As for the older CT studies, Rao et al in 1998 had only 100 patients, but their study showed a remarkable rate of management change in nearly half the cases after CT, Pickhardt said. Flum and colleagues countered in 2001 with conflicting data showing no change in the negative appendectomy rate with CT, but the imaging utilization rate was unknown and probably quite low in that single-slice CT series, he said.
And at least three other studies covering the period between 2000 and 2006 (including Raman et al, 2008, and Coursey et al, 2010) with a prevalence of at least 20% confirmed that the negative appendectomy rate dropped from more than 20% to less than 10% with the use of CT, Pickhardt said.
“One thing that’s lacking is the actual diagnostic performance or accuracy with MDCT … so we looked at what I think is the largest CT-based cohort for appendicitis,” a total of 1,666 adults with suspected acute appendicitis between 2000 and 2006, Pickhardt said.

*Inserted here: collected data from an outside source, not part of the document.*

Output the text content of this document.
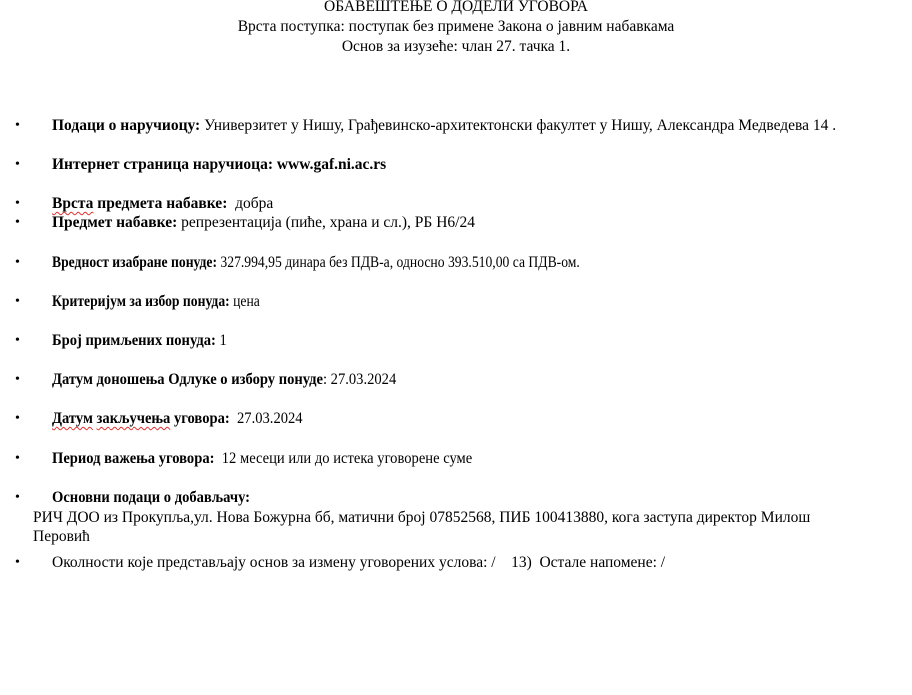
ОБАВЕШТЕЊЕ О ДОДЕЛИ УГОВОРА
Врста поступка: поступак без примене Закона о јавним набавкама
Основ за изузеће: члан 27. тачка 1.
• Подаци о наручиоцу: Универзитет у Нишу, Грађевинско-архитектонски факултет у Нишу, Александра Медведева 14 .
• Интернет страница наручиоца: www.gaf.ni.ac.rs
• Врста предмета набавке:  добра
• Предмет набавке: репрезентација (пиће, храна и сл.), РБ Н6/24
• Вредност изабране понуде: 327.994,95 динара без ПДВ-а, односно 393.510,00 са ПДВ-ом.
• Критеријум за избор понуда: цена
• Број примљених понуда: 1
• Датум доношења Одлуке о избору понуде: 27.03.2024
• Датум закључења уговора:  27.03.2024
• Период важења уговора:  12 месеци или до истека уговорене суме
• Основни подаци о добављачу:
РИЧ ДОО из Прокупља,ул. Нова Божурна бб, матични број 07852568, ПИБ 100413880, кога заступа директор Милош
Перовић
• Околности које представљају основ за измену уговорених услова: /    13)  Остале напомене: /
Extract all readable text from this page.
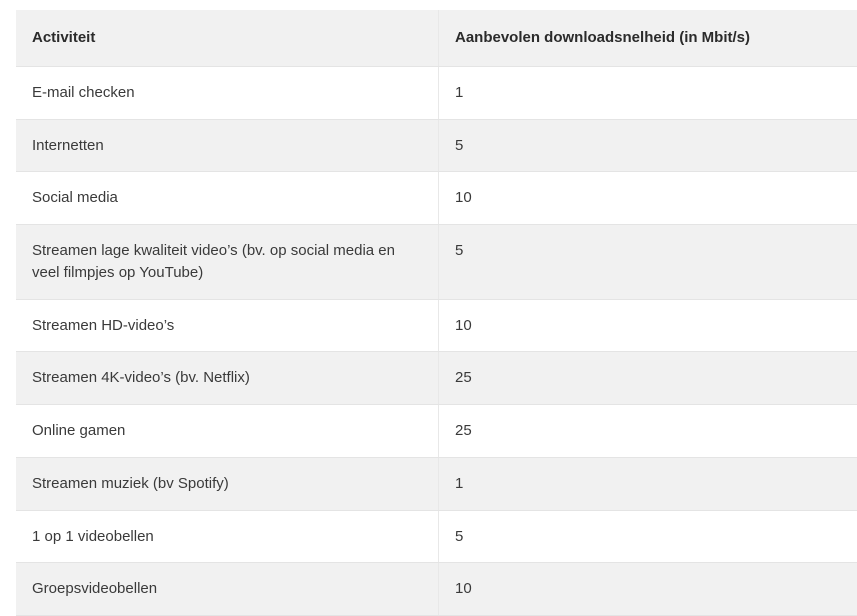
Activiteit	Aanbevolen downloadsnelheid (in Mbit/s)
E-mail checken	1
Internetten	5
Social media	10
Streamen lage kwaliteit video’s (bv. op social media en veel filmpjes op YouTube)	5
Streamen HD-video’s	10
Streamen 4K-video’s (bv. Netflix)	25
Online gamen	25
Streamen muziek (bv Spotify)	1
1 op 1 videobellen	5
Groepsvideobellen	10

The prevalence of disease was 24.4% (20.8% women, 32.6% men), Pickhardt said, but other than that no diagnostic differences between the men and women were apparent. MDCT’s diagnostic performance in the cohort was as follows:
Sensitivity = 98.0%
Specificity = 98.2%
Negative predictive value = 99.4%
Positive predictive value = 94.5%
Accuracy = 98.1%
Area under the receiver operator characteristics (ROC) curve = 0.995 ± 0.0016
“We were very pleased to see that sensitivity, specificity, and accuracy were all over 98%, with high predictive values as well” Pickhardt said.
“Our negative appendectomy rate was under 10% as the other studies have shown, but, interestingly, it would have been under 4% had 21 cases that were negative for CT not gone on to appendectomy,” he said. “I think it goes to show that in some cases we should really stick to our guns and trust our instincts.”